It was worth the wait. Postponed by the pandemic shutdown, Detlev Glanert’s Prague Symphony finally received its world premiere by the Czech Philharmonic this week. The title is a bit misleading, conjuring images of the fabled city of golden spires and enchanting legends. Instead Glanert explores darker terrain, using fragments of Kafka’s letters, poetry and diaries to create an interior duologue depicting the pain of being human. With a score that closely mirrors the libretto, it’s an unsettling but thrilling journey to the dawn of the modern era, bold and unpredictable, like a wild animal let loose.
The title also belies the structure, which is closer to an oratorio. Twelve tightly linked songs – or more accurately, short texts compiled and recast as fierce vocals – are sung by a bass-baritone and mezzo-soprano, with orchestral backing that ranges from violent outbursts to quiet contemplation. It’s fair to say that the principal requirement for the singers is a high degree of angst, which Christian Immler and Catriona Morison delivered with fiery flair.
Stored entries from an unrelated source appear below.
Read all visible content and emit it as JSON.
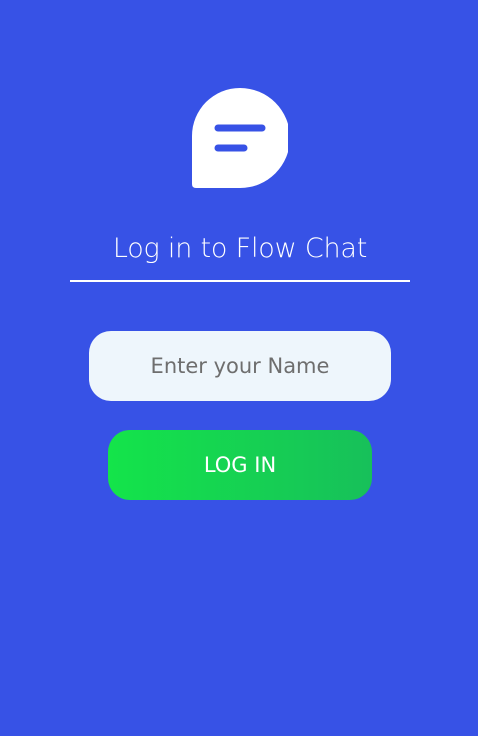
{
  "logo": {
    "icon": "chat-bubble-icon",
    "bubble_color": "#ffffff",
    "line_color": "#3752e6"
  },
  "login": {
    "title": "Log in to Flow Chat",
    "name_placeholder": "Enter your Name",
    "name_value": "",
    "button_label": "LOG IN"
  },
  "colors": {
    "background": "#3752e6",
    "input_background": "#eef6fc",
    "button_gradient_start": "#14e44a",
    "button_gradient_end": "#17c05a"
  }
}
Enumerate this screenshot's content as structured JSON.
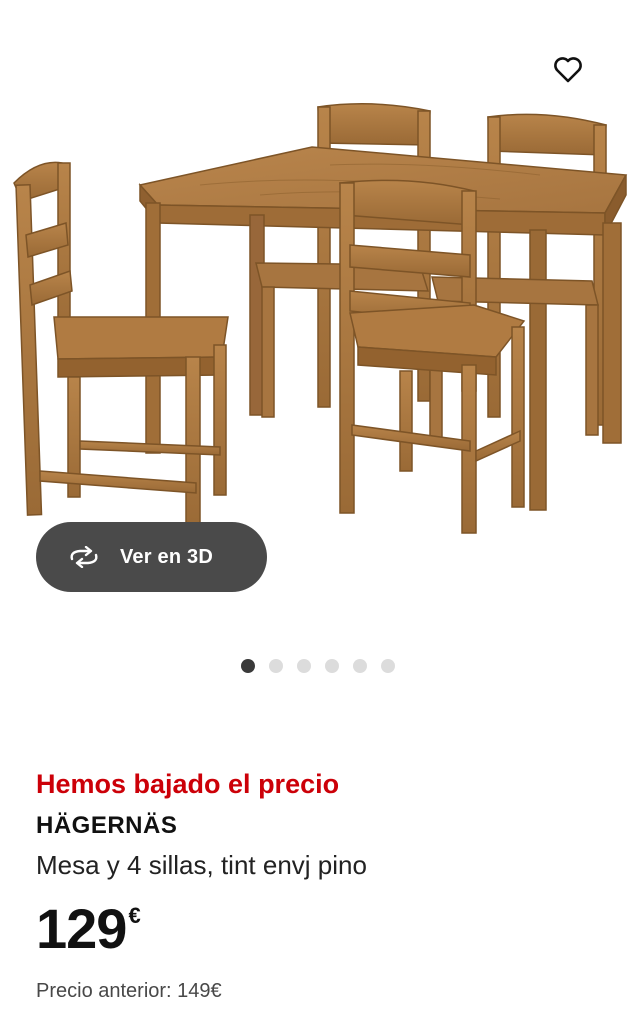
{
  "gallery": {
    "image_alt": "HÄGERNÄS mesa y 4 sillas",
    "favorite_icon": "heart-outline-icon",
    "view_3d_label": "Ver en 3D",
    "view_3d_icon": "rotate-3d-icon",
    "slide_count": 6,
    "active_slide": 1
  },
  "product": {
    "promo": "Hemos bajado el precio",
    "name": "HÄGERNÄS",
    "description": "Mesa y 4 sillas, tint envj pino",
    "price_integer": "129",
    "price_currency": "€",
    "old_price": "Precio anterior: 149€"
  },
  "colors": {
    "promo": "#cc0008",
    "button_bg": "#4a4a4a",
    "wood": "#a5733d"
  }
}
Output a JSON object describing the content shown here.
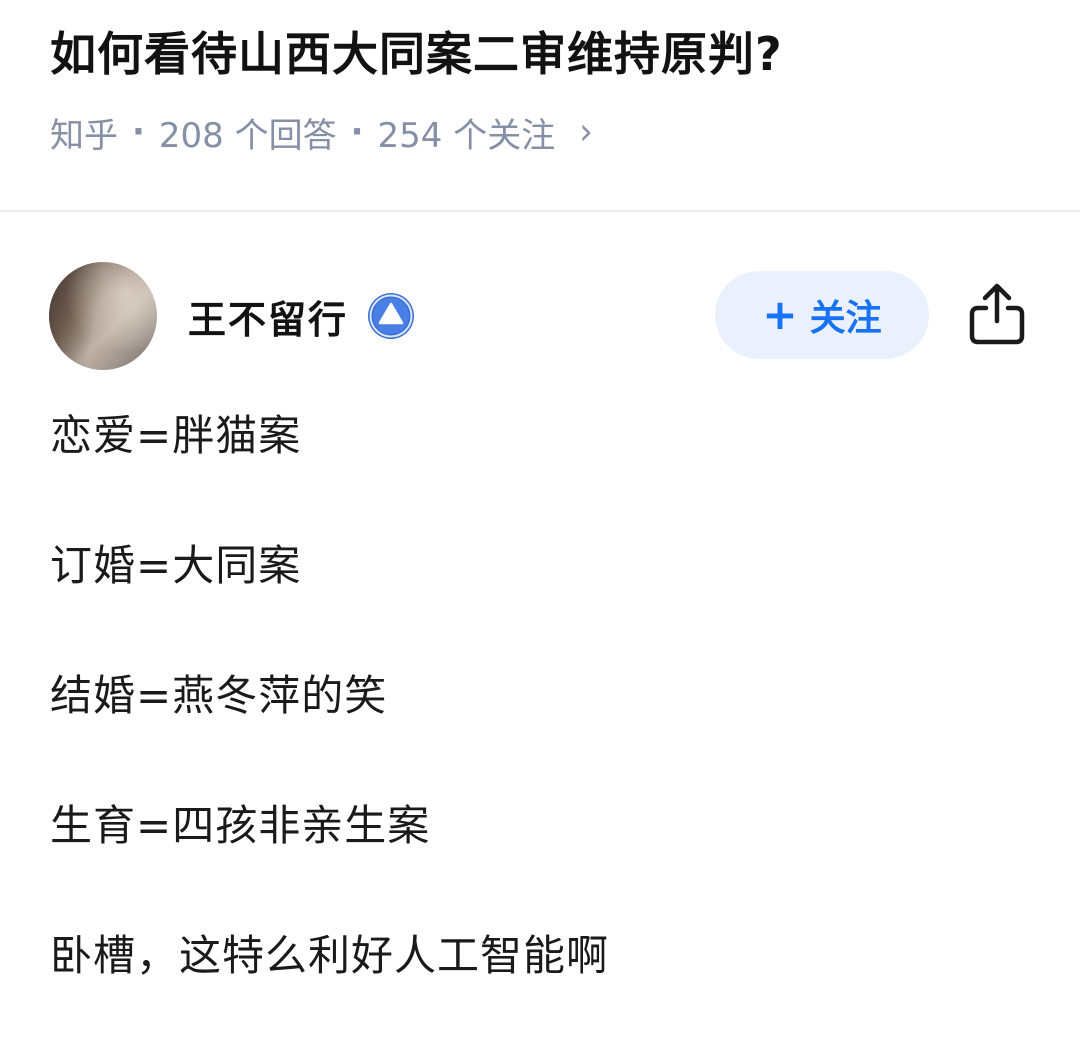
{
  "question": {
    "title": "如何看待山西大同案二审维持原判?",
    "source": "知乎",
    "separator": "·",
    "answers": "208 个回答",
    "followers": "254 个关注",
    "chevron": "›"
  },
  "answer": {
    "author": {
      "name": "王不留行",
      "badge_icon": "verified-badge-icon",
      "avatar_icon": "user-avatar"
    },
    "follow_button": {
      "plus": "+",
      "label": "关注"
    },
    "share_icon": "share-icon",
    "paragraphs": [
      "恋爱=胖猫案",
      "订婚=大同案",
      "结婚=燕冬萍的笑",
      "生育=四孩非亲生案",
      "卧槽，这特么利好人工智能啊"
    ]
  },
  "colors": {
    "accent": "#1772f6",
    "follow_bg": "#ebf0fd",
    "meta_gray": "#8590a6",
    "badge_blue": "#3b6fd8"
  }
}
Morison’s voice is bright for a mezzo, but dripped with drama in sections like Stand strong, with its “iron needles” of rain. Immler put bite into both his sung and spoken lines, adding an occasional flourish like a subtle echo effect in Humanity. Both singers also did heroic work imbuing disjointed, impressionistic lyrics with powerful emotional expression.
The piece opens with a great clatter and tumult, rising to an apocalyptic pitch at times and dropping to an atonal murmur at others. Snapping percussion, stentorian brass and heaving strings provide the momentum, along with kaleidoscopic changes in tone, texture and intensity. Glanert is a master of orchestration, and highly inventive in creating atmospherics. For Dreams he conjured an ethereal, off-color background, and the foray into Hades was marked by an opening blast of tubas that gave way to a whirl of strings and woodwinds punctuated by avalanches of brass. Semyon Bychkov was sensational on the podium, giving the music spatial dimensions and an electric edge.